Square Peg ● Round Hole







Let me state for the record, it is rare that I get sick. Maybe it is because I limit my time with the human race or perhaps my immune system is a rock star. Whatever it is, I love it. Except my immune system apparently is a cheating whore because she seems to have gotten involved with a nasty germ. Bitch.

I pushed through like the little trooper that I am. Continuing to revise on Saturday and was set to repeat that schedule on Sunday until I was forced to “call in” sick. I know you are probably wondering who I would have to call in to, since I am a writer and work alone. See, that is where you are wrong.
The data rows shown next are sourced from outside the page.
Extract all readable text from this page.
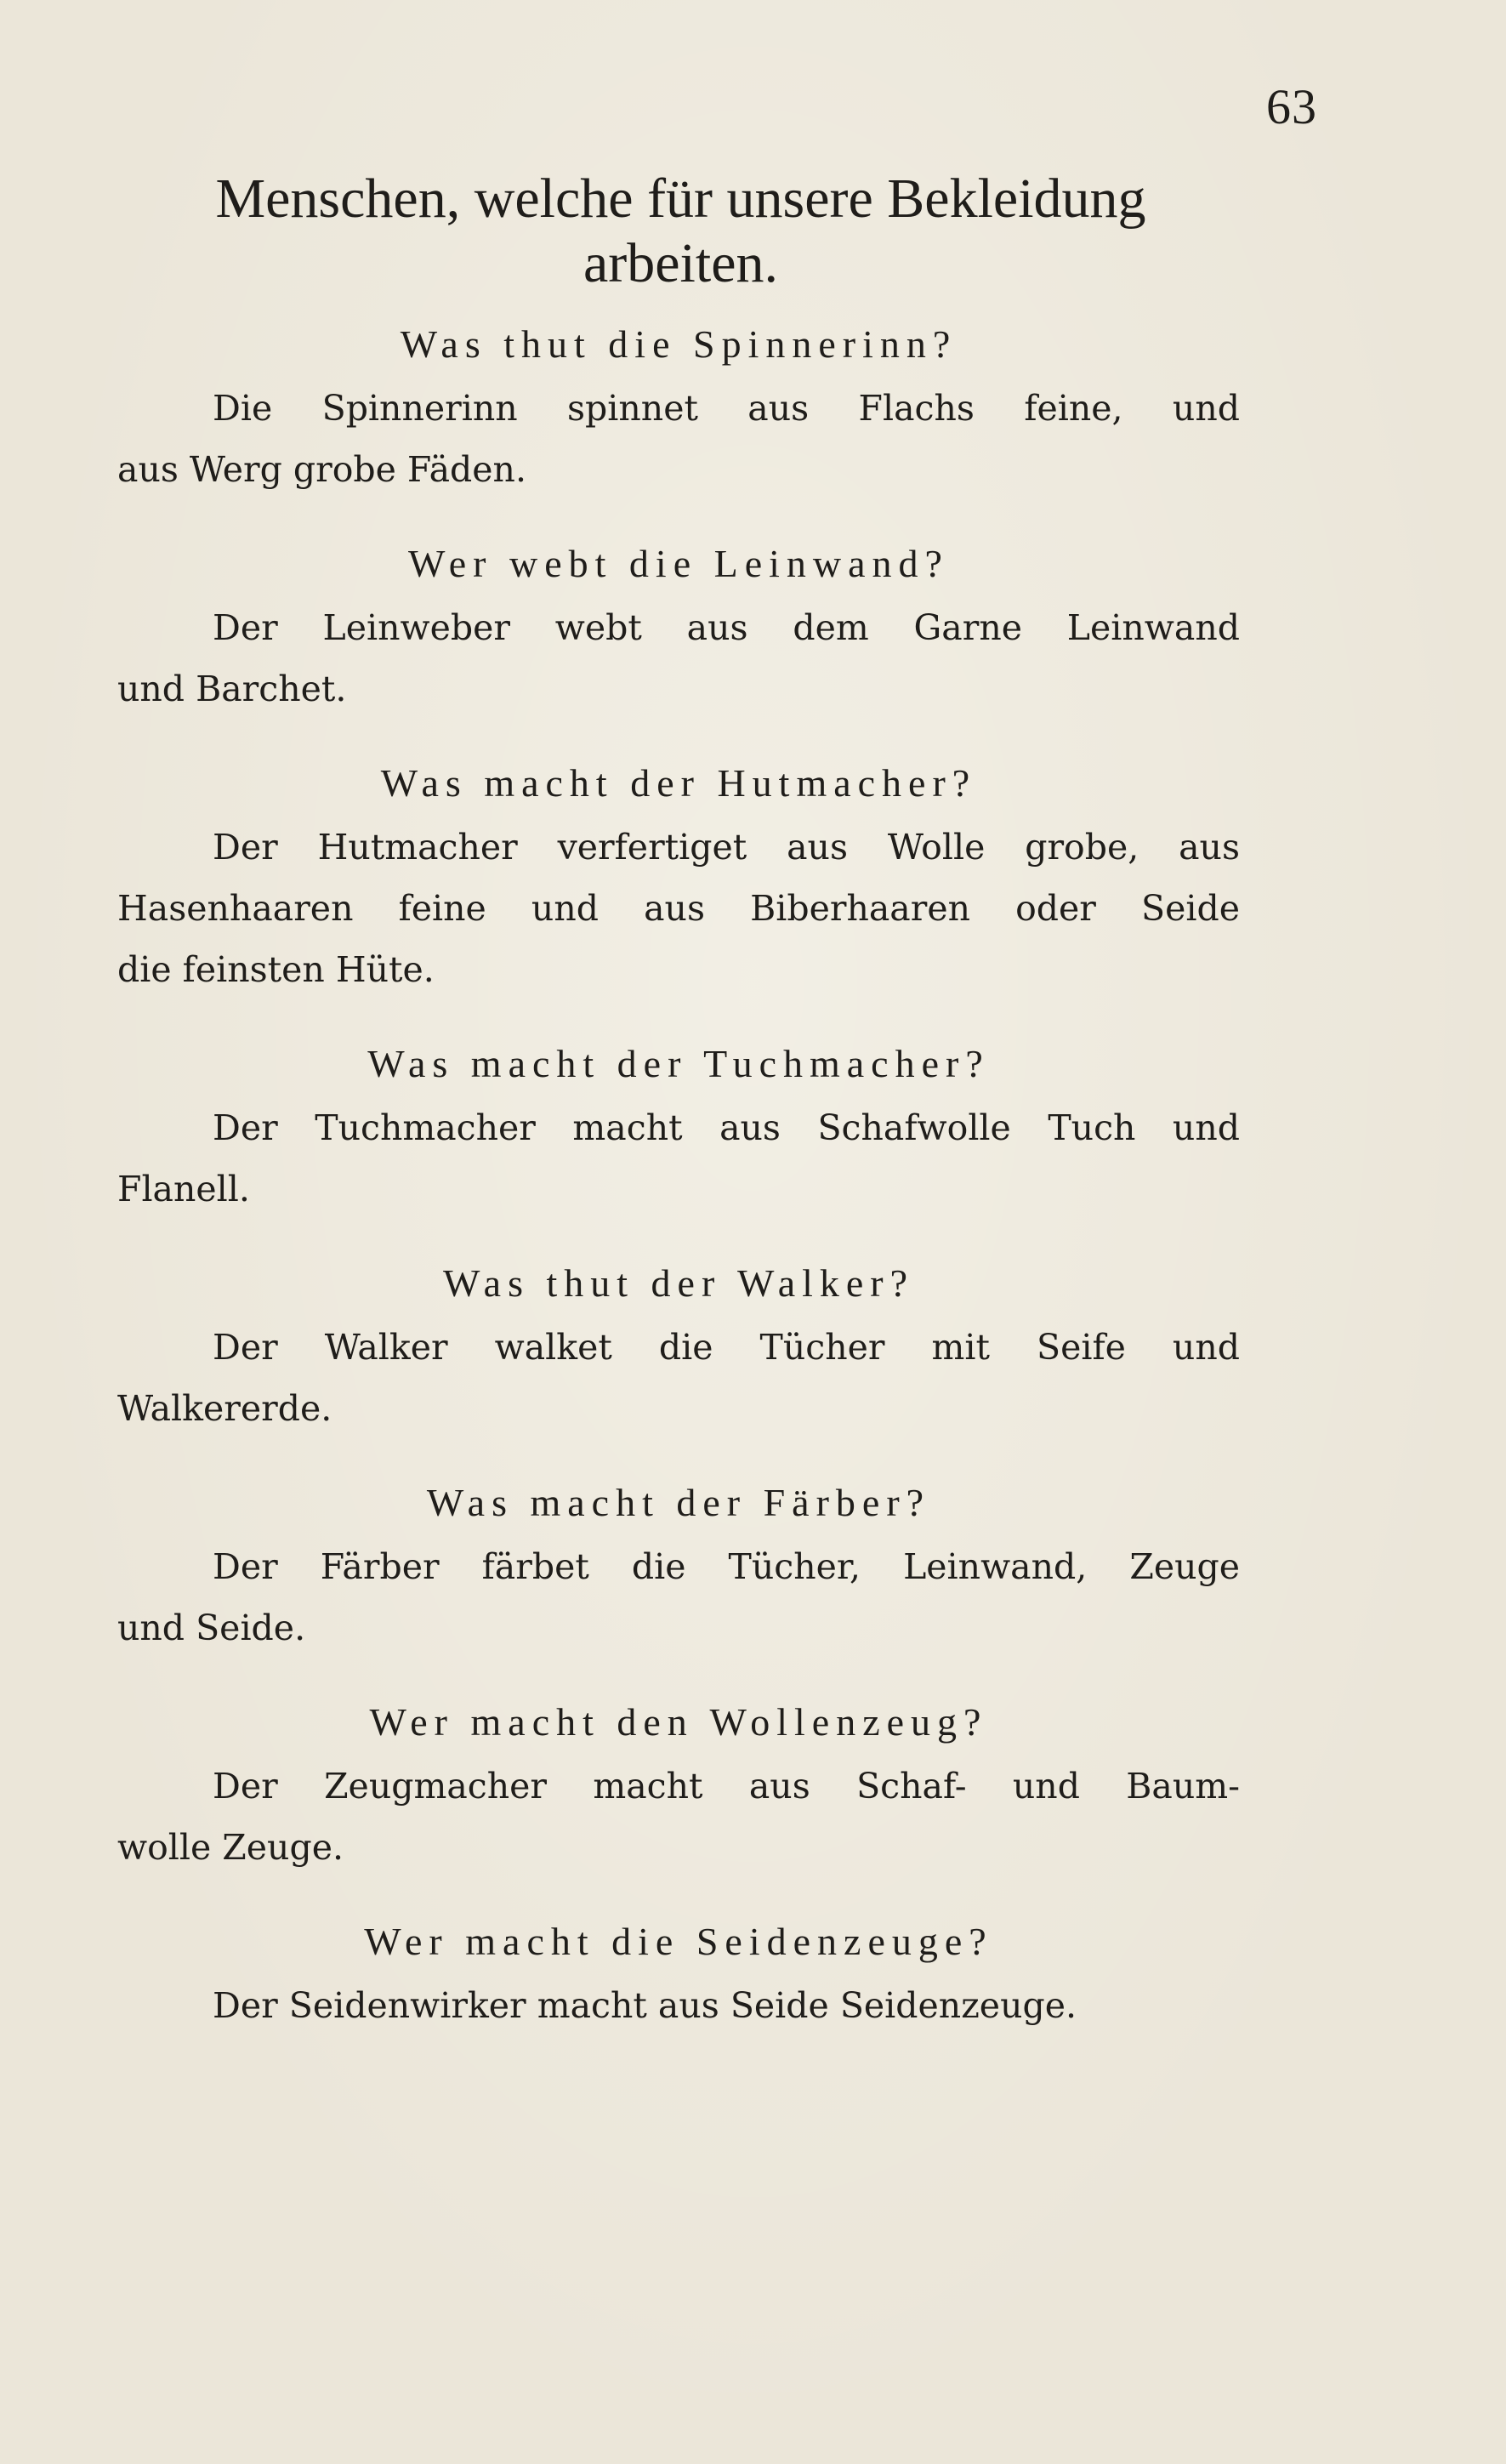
63
Menschen, welche für unsere Bekleidung
arbeiten.
Was thut die Spinnerinn?

Die Spinnerinn spinnet aus Flachs feine, und
aus Werg grobe Fäden.

Wer webt die Leinwand?

Der Leinweber webt aus dem Garne Leinwand
und Barchet.

Was macht der Hutmacher?

Der Hutmacher verfertiget aus Wolle grobe, aus
Hasenhaaren feine und aus Biberhaaren oder Seide
die feinsten Hüte.

Was macht der Tuchmacher?

Der Tuchmacher macht aus Schafwolle Tuch und
Flanell.

Was thut der Walker?

Der Walker walket die Tücher mit Seife und
Walkererde.

Was macht der Färber?

Der Färber färbet die Tücher, Leinwand, Zeuge
und Seide.

Wer macht den Wollenzeug?

Der Zeugmacher macht aus Schaf- und Baum-
wolle Zeuge.

Wer macht die Seidenzeuge?

Der Seidenwirker macht aus Seide Seidenzeuge.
Those characters that have been woven into my brain had a private meeting without me. They thought it would be “best” if I stepped out of the revision process because they are worried I will get them all sick. Whatever. The little men with their ice picks where chiseling at my brain while my cough sounded like I have been smoking Marlboro cigarettes for fifty years. Total bliss.

So I took a forced sick day where I resided in bed with the book of day, surrounded by two Basset hounds and a pound of tissues. My family was especially nice to me. Catering to my needs. Probably because they didn’t want to experience my wrath. Fun fact, I am not a delight when I don’t feel well. You are probably stunned. Totally understand, since I normally rival the temperament of Mother Teresa.

This morning, I am feeling 75 percent better. The little men with their ice picks have moved on to another victim while my cough still sounds like I smoke, but only for twenty-five years instead of fifty. Progress, my friends. I just hope my “coworkers” are cool with me coming back to work today. They are really a picky bunch.